We create a simple **normalized conflict score** on a 0–100 scale.

```python
df_new = df.copy()
max_conflict = df_new['Conflicts_Over_Social_Media'].max()
df_new['Conflict_Normalization'] = (df_new['Conflicts_Over_Social_Media'] / max_conflict) * 100
df_new[['Conflicts_Over_Social_Media', 'Conflict_Normalization']].head()
```

_This new column represents relative conflict level compared to the maximum observed in the data, making values easier to interpret._



### 7. Filter the Data (Two Different Filters)
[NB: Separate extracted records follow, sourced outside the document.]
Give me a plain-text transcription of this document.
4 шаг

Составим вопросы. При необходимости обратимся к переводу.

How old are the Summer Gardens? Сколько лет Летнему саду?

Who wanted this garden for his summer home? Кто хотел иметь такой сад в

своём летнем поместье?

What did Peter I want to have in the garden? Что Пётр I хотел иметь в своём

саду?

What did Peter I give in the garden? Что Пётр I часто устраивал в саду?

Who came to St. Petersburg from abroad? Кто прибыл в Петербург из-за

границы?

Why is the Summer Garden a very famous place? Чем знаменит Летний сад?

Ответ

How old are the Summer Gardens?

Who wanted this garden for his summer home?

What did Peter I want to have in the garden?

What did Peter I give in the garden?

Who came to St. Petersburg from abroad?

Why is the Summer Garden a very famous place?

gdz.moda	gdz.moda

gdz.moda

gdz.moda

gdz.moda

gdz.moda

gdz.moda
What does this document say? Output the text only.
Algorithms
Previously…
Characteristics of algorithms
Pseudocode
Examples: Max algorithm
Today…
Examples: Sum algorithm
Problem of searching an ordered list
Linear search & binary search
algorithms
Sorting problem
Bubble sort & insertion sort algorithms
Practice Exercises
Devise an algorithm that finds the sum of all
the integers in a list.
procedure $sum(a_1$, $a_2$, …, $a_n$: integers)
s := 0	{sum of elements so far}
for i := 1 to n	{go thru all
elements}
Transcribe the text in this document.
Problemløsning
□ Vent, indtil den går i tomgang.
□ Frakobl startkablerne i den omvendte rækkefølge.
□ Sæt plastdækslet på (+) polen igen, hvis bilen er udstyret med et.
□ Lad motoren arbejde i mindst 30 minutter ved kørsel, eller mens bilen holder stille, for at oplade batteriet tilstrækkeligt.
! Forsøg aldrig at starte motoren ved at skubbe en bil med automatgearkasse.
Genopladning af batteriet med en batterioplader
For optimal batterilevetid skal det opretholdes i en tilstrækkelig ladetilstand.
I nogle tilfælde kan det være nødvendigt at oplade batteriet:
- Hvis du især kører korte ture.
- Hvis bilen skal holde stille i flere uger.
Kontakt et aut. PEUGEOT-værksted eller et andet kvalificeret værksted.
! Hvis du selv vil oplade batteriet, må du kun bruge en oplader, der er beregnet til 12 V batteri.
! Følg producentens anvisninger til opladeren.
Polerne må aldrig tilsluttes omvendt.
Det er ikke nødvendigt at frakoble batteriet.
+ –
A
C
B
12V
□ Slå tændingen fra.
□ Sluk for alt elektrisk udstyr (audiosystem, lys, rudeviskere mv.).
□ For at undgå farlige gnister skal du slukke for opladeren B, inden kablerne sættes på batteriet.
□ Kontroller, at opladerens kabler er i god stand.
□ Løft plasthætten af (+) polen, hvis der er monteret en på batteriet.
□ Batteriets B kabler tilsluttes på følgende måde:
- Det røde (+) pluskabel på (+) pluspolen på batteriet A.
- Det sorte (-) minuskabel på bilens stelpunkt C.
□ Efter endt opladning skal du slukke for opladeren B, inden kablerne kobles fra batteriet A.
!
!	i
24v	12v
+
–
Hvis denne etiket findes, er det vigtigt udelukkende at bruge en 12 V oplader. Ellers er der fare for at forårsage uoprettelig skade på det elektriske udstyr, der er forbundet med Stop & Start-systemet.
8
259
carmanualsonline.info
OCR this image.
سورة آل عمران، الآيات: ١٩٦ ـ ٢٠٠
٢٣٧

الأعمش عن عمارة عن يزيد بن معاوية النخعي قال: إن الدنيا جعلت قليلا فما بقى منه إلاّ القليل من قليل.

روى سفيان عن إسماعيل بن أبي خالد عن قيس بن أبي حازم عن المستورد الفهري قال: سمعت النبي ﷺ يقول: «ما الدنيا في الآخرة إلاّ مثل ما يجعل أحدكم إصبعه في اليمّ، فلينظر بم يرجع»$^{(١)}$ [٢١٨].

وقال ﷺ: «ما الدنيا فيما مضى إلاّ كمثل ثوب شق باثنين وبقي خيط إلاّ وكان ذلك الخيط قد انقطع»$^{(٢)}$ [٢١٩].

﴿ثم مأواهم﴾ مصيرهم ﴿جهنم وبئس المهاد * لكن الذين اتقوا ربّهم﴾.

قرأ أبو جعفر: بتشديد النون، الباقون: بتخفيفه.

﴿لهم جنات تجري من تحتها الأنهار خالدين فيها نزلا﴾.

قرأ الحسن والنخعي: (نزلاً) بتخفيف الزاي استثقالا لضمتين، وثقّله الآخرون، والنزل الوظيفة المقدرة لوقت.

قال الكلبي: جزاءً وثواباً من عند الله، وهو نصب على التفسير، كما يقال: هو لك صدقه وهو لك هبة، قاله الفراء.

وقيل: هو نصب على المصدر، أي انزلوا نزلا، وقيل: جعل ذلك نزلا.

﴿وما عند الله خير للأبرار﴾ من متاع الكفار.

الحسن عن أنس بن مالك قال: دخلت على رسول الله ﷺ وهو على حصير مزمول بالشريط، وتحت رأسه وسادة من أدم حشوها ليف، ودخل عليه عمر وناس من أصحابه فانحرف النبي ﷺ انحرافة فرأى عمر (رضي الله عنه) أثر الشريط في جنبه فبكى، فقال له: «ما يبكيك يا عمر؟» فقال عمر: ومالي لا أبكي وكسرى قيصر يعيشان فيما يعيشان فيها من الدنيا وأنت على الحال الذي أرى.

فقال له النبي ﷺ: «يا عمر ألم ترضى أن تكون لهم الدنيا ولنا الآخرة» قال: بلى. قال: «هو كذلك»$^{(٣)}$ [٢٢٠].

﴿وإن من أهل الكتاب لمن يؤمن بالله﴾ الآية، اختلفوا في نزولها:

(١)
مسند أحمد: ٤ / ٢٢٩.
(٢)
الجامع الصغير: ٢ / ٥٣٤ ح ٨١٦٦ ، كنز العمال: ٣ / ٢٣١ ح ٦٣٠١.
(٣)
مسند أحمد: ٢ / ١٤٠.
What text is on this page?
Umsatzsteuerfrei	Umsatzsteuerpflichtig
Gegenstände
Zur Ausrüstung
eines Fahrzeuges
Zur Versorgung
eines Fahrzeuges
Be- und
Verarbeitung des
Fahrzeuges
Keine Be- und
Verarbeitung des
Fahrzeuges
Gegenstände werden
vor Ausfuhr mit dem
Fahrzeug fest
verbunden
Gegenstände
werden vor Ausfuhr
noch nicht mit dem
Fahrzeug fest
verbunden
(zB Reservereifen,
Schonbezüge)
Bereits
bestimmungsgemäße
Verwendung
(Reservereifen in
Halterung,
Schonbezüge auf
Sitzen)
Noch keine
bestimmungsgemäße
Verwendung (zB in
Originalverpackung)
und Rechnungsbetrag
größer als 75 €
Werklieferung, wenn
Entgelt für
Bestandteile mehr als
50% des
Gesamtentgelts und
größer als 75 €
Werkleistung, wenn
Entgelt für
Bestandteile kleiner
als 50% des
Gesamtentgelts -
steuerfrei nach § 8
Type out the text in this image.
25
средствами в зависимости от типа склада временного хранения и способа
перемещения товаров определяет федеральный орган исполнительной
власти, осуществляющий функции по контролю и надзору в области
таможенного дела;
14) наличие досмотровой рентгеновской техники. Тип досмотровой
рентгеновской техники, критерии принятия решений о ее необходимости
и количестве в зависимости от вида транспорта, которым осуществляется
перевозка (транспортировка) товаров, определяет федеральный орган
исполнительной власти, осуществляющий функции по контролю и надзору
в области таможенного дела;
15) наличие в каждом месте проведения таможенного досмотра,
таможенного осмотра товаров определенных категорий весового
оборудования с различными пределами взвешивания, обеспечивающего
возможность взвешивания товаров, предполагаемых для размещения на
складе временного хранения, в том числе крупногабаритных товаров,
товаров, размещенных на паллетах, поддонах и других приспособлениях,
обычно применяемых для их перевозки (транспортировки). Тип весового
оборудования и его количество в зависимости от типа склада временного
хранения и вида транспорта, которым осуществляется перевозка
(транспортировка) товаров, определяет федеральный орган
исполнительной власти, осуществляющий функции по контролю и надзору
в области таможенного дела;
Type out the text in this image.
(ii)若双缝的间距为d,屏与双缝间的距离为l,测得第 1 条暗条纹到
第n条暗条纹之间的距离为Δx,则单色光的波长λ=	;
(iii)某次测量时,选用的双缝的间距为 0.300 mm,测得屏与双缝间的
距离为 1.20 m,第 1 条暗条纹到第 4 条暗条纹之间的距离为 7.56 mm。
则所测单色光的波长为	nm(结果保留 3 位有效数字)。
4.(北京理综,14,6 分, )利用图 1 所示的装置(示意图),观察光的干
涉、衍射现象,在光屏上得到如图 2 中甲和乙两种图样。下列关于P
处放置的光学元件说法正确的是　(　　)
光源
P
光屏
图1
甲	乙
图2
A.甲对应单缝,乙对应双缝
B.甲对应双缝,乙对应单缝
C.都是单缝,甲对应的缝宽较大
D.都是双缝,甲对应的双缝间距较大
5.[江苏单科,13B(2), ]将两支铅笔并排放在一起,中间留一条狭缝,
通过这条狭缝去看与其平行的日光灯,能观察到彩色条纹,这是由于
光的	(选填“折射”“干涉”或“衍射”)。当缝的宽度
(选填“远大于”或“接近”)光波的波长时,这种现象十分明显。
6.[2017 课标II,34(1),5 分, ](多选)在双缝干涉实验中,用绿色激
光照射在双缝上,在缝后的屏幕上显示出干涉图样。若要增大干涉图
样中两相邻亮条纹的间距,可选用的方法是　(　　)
**Filter A: by a categorical variable (e.g., Gender)**  
```python
# If 'Gender' exists, filter to the most common category
if 'Gender' in df_new.columns:
    top_gender = df_new['Gender'].value_counts().idxmax()
    filtered_a = df_new[df_new['Gender'] == top_gender]
    print("Filter A: Gender == ", top_gender, " -> shape:", filtered_a.shape)
    display(filtered_a.head())
else:
    print("No 'Gender' column found; skipping Filter A.")
```

**Why this subset?** It allows us to compare the majority group to others in later analysis.

**Filter B: using the derived feature (Conflict_Normalization > 50)**  
```python
filtered_b = df_new[df_new['Conflict_Normalization'] > 50]
print("Filter B: Conflict_Normalization > 50 -> shape:", filtered_b.shape)
filtered_b.head()
```

**Why this subset?** It highlights students with higher-than-median conflict levels for further study.



### 8. Unique Values and Categories

_List unique values for each categorical column._

```python
if 'categorical_cols' not in globals():
    categorical_cols = [c for c in df_new.columns if not pd.api.types.is_numeric_dtype(df_new[c])]

for c in categorical_cols:
    print(f"\nColumn: {c}")
    display(df_new[c].value_counts(dropna=False))
```



## (Optional) Two Quick Visuals

```python
# Histogram of Avg_Daily_Usage_Hours
plt.figure()
df_new['Avg_Daily_Usage_Hours'].dropna().hist(bins=20)
plt.title("Histogram: Avg_Daily_Usage_Hours")
plt.xlabel("Hours per day")
plt.ylabel("Count")
plt.show()
```

```python
# Bar chart: Top 5 Most Used Platforms
if 'Most_Used_Platform' in df_new.columns:
    top5 = df_new['Most_Used_Platform'].value_counts().head(5)
    plt.figure()
    plt.bar(top5.index.astype(str), top5.values)
    plt.title("Top 5 Most Used Platforms")
    plt.xlabel("Platform")
    plt.ylabel("Count")
    plt.xticks(rotation=30)
    plt.tight_layout()
    plt.show()
```



## 9. Summary and Conclusion — Initial Observations

_Write a short paragraph in your own words answering:_  
- What was interesting about usage hours, sleep patterns, and conflict/mental‑health scores?  
- Any patterns across platforms or gender/academic level?  
- Any data quality issues (missing values, duplicates) to watch for in Part 2?  

> _Example starter:_ The dataset contains 705 rows and 13 columns covering demographics, usage behavior, and outcomes. Most numeric variables were already typed correctly. Summary statistics suggest moderate average daily usage with a long right tail. Conflict normalization helps identify a high‑conflict subgroup (>50), which could be compared by platform or country in future analysis.



---

### Export to HTML (for submission)
In Jupyter/Colab: **File → Download as → HTML** and save as `Manjil_Project2_Part1.html`.

### Reminder
Also submit the `.csv` file you used (e.g., `Project_data.csv`).